Mr Burke and a supporting witness gave sworn evidence at a further hearing convened before a different adjudicator, Penelope McGrath, last November, when four a HR manager, a managing director, the complainant’s line manager, and the manager referred to in the email also testified.
In her decision on the case, Ms McGrath wrote that the meeting “got out of hand” and “voices were raised” – noting that the company’s position was that Mr Burke “shouted something which was effectively a resignation and then stormed out of the room”.
Mr Burke’s stance was that he had asked for 24 hours to consider his position, but was presented with an ultimatum to either sign the apology “there and then” or be fired.
Ms McGrath added: “The evidence from the respondent witnesses was that the complainant did all the shouting, while they seemingly sat back in the manner of demurring choir boys. I find this hard to believe.”
She added that there was no dispute that three of the company witnesses followed Mr Burke out of the conference room and “chased [him] through the open office, down the stairs and into the car park”, where he was “stripped” of his car keys, phone, laptop and jacket.
“[It] must have been a most unedifying display of chaos and mismanagement in this otherwise calm workplace,” Ms McGrath wrote.

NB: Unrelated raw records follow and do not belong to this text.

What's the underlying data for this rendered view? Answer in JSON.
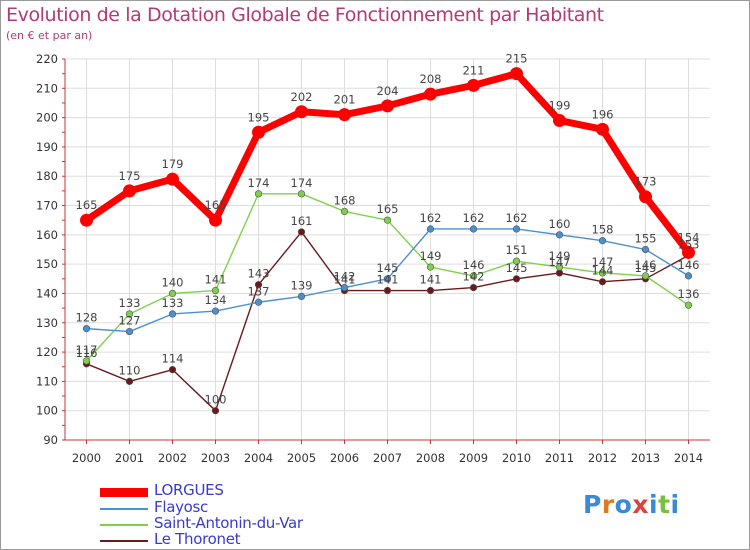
{
  "chart_data": {
    "type": "line",
    "title": "Evolution de la Dotation Globale de Fonctionnement par Habitant",
    "subtitle": "(en € et par an)",
    "x": [
      "2000",
      "2001",
      "2002",
      "2003",
      "2004",
      "2005",
      "2006",
      "2007",
      "2008",
      "2009",
      "2010",
      "2011",
      "2012",
      "2013",
      "2014"
    ],
    "ylim": [
      90,
      220
    ],
    "yticks": [
      90,
      100,
      110,
      120,
      130,
      140,
      150,
      160,
      170,
      180,
      190,
      200,
      210,
      220
    ],
    "grid": true,
    "series": [
      {
        "name": "LORGUES",
        "color": "#ff0000",
        "values": [
          165,
          175,
          179,
          165,
          195,
          202,
          201,
          204,
          208,
          211,
          215,
          199,
          196,
          173,
          154
        ]
      },
      {
        "name": "Flayosc",
        "color": "#4a90d0",
        "values": [
          128,
          127,
          133,
          134,
          137,
          139,
          142,
          145,
          162,
          162,
          162,
          160,
          158,
          155,
          146
        ]
      },
      {
        "name": "Saint-Antonin-du-Var",
        "color": "#7ed04a",
        "values": [
          117,
          133,
          140,
          141,
          174,
          174,
          168,
          165,
          149,
          146,
          151,
          149,
          147,
          146,
          136
        ]
      },
      {
        "name": "Le Thoronet",
        "color": "#6a1a1a",
        "values": [
          116,
          110,
          114,
          100,
          143,
          161,
          141,
          141,
          141,
          142,
          145,
          147,
          144,
          145,
          153
        ]
      }
    ]
  },
  "logo": {
    "letters": [
      "P",
      "r",
      "o",
      "x",
      "i",
      "t",
      "i"
    ],
    "colors": [
      "#3a8ad8",
      "#e07a20",
      "#3a8ad8",
      "#e04040",
      "#3a8ad8",
      "#7ac040",
      "#3a8ad8"
    ]
  }
}
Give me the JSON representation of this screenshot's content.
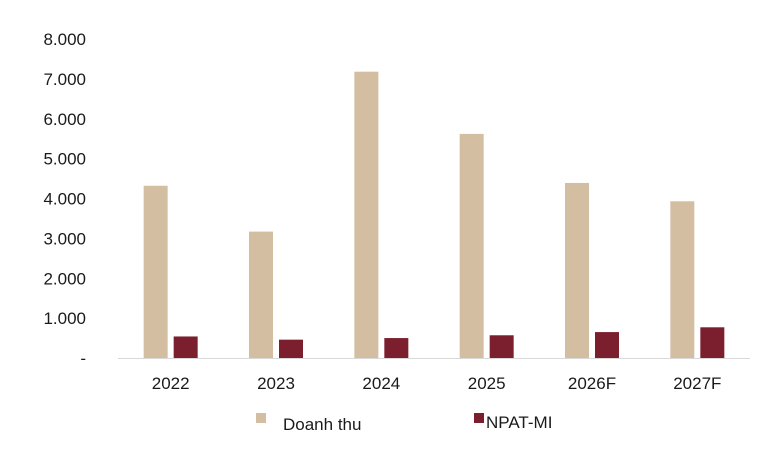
{
  "chart_data": {
    "type": "bar",
    "categories": [
      "2022",
      "2023",
      "2024",
      "2025",
      "2026F",
      "2027F"
    ],
    "series": [
      {
        "name": "Doanh thu",
        "values": [
          4320,
          3170,
          7180,
          5620,
          4390,
          3930
        ]
      },
      {
        "name": "NPAT-MI",
        "values": [
          540,
          460,
          500,
          570,
          650,
          770
        ]
      }
    ],
    "y_ticks": [
      "-",
      "1.000",
      "2.000",
      "3.000",
      "4.000",
      "5.000",
      "6.000",
      "7.000",
      "8.000"
    ],
    "ylim": [
      0,
      8000
    ],
    "grid": false,
    "legend_position": "bottom",
    "title": "",
    "xlabel": "",
    "ylabel": ""
  },
  "colors": {
    "revenue": "#d4bea1",
    "npat": "#7b1f2e",
    "axis": "#d9d9d9",
    "text": "#1a1a1a"
  }
}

She concluded that the format of the meeting, was “designed to be intimidatory and hostile” and that Mr Burke “was provoked into reacting badly and therefore did react badly”.
She upheld the complaint and said it did not ultimately matter whether Mr Burke quit or was fired on the day, because the company’s procedures were “lacking”.
However, she concluded Mr Burke “significantly contributed” to the loss of his employment and that he was not entitled to claim for the loss in earnings after taking a €10,000-a-year pay cut in his new job, which he took up – nor a sum of €9,230 Mr Burke had argued he was due as notice pay.
She awarded Mr Burke €3,180 for a breach of the Unfair Dismissals Act 1977 and a further €979 under the Payment of Wages Act for outstanding salary. In total, Mr Burke secured €4,159 on foot of his complaints.